Attention, certains propos dans le texte qui suit peuvent heurter la sensibilité des plus ... émotives? Vous êtes libres de lire mais je préfère prévenir - et ainsi, m'éviter tout problème ;) - Bonne lecture !

  Si vous ne l'avez pas lu, il faut lire le prologue avant, sinon vous ne comprendrez pas qui parle. Le Prologue fait partie intégrante de l'histoire. (LienPrologue)
Et surtout, n'hésitez pas à donner votre avis sur ce chapitre ! ;)

- Partie I : Chapitre I -
 
        Ce fut en 1934 que cela se produisit. Je vivais à la Nouvelle-Orléans avec mes parents. Déjà humaine, j'étais froide comme la glace. Je n'avais pas d'amis et cela me convenait parfaitement. Mes parents eux-mêmes étaient distants avec moi. Je trouvais mon existence inintéressante et fade. Je ne comprenais pas vraiment le sens de la vie. En y repensant, même à cette époque, je préférais la fraîcheur et le calme du crépuscule au bruit incessant du jour. Je me laissais porter par les semaines qui se succédaient les unes aux autres, arpentant les rues désertées de la ville. Je m'arrêtais souvent pour dessiner.
        La veille de ma création, la soirée était plus étrange qu'a l'accoutumée. J'avais le sentiment d'être suivie continuellement. Il me semblait entendre des murmures me disant : « Regarde bien attentivement le soleil dans toute sa beauté demain. » Ce devait être mon imagination. Je rentrais chez moi sans y prêter attention.
        Au matin, je fis pourtant ce qu'il m'avais semblé être un conseil. J'observai l'éclat flamboyant du soleil au petit jour. Il était comme d'habitude pourtant. Tout était habituel, d'ailleurs. Je me souviens très bien de la chaleur de ce jour d'été. Je m'étais vêtue d'une robe blanche légère accompagnée d'un léger foulard noué sur le côté de ma gorge. Comme je n’exerçais aucun métier, je passai la journée dehors, prise d'une irrésistible envie de tout dessiner.

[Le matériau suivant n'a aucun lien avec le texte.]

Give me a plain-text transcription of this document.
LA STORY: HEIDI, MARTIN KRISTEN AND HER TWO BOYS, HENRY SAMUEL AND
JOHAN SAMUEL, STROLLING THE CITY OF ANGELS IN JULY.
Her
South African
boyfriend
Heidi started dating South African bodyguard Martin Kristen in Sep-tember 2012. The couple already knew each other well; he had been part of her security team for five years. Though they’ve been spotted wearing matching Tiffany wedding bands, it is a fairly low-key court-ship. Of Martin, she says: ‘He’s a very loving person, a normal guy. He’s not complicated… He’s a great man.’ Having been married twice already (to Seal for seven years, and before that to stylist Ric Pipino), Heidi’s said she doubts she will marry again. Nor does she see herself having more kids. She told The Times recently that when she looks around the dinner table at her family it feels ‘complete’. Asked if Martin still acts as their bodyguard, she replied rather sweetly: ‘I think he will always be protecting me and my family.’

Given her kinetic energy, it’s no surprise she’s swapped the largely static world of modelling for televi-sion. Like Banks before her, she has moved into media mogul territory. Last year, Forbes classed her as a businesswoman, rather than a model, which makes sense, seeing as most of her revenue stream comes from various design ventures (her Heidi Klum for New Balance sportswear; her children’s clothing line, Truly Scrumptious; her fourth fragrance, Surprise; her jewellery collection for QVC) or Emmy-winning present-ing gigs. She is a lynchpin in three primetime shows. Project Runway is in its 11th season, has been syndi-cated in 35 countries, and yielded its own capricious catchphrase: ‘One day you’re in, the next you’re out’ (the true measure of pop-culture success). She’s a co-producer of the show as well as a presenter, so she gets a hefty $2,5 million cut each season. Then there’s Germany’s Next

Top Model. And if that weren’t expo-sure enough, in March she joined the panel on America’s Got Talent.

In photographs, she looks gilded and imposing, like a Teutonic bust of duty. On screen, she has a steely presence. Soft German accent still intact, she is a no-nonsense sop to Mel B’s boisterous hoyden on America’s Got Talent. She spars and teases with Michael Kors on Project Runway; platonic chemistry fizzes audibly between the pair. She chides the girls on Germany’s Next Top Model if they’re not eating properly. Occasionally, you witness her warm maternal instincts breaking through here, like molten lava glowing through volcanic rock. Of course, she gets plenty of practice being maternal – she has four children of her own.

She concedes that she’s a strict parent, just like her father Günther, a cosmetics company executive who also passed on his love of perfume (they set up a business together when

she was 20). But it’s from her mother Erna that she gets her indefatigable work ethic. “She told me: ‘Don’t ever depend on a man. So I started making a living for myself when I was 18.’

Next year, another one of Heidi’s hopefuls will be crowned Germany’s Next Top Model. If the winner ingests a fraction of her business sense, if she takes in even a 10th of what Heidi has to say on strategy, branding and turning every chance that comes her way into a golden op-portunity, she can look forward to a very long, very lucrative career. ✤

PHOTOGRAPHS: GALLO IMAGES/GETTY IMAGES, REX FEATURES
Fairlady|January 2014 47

Je dessinai l'aube, les oiseaux et même certains passants que je trouvais plus beaux que les autres. En fin d'après-midi, je fus importunée par une bande de jeunes imbéciles en manque de filles. Je retins le nom du chef, Jason. Il était boursouflé par l'alcool qu'il ingérait continuellement. Ses joues mal rasées pendaient lamentablement. Ses cheveux baignaient dans la gomina et quelques mèches tombaient sur son front. Ses yeux marrons vitreux était rivés sur mes atouts. Il ne lui manquait plus que la langue pendante et il aurait fait un parfait petit chien. Je le regardai avec un mélange de dégoût et de dédain. Un agent de police vint à ma rescousse et je pus plier bagage pour rentrer chez moi. Le soir, j'observai attentivement le coucher de soleil pour le peindre. Je m'appliquai dans le choix des couleurs et de la prise de vue.
        Ma mère vint me jeter dehors car elle recevait des invités de marque. Elle avait déjà presque 51 ans et ne rechignait pas à travailler. C'était une femme relativement corpulente. Ses mains boudinées étaient ravagées par le temps. elle n'était pas très jolie en somme. Une rombière banale et sans intérêt. Ma beauté venait de feu mon père, mort suite à une maladie lorsque je n'était encore qu'une enfant. Il avait toujours le cœur sur la main et était tout le contraire de ma mère. Elle, elle cherchait à s'élever dans la société, aussi, lorsqu'elle recevait à dîner, je devais quitter les lieux pour ne pas l'embarrasser.
        Il n'en avait pas toujours été ainsi. Au début, elle me conviait, espérant me marier avec l'un de ses bourgeois fonctionnaires. Leurs visages de porcs me scrutant dans les moindres détails pour savoir si j'étais une bonne marchandise me répugnaient. Mais je les faisais vite déchanter avec mon air méprisant. Je ne répondais que le strict nécessaire, m'appliquant à mettre toute la froideur de mon âme dans mes mots. Je finissais pas les mettre mal à l'aise, ce qui convainquit ma mère de me laisser tranquille.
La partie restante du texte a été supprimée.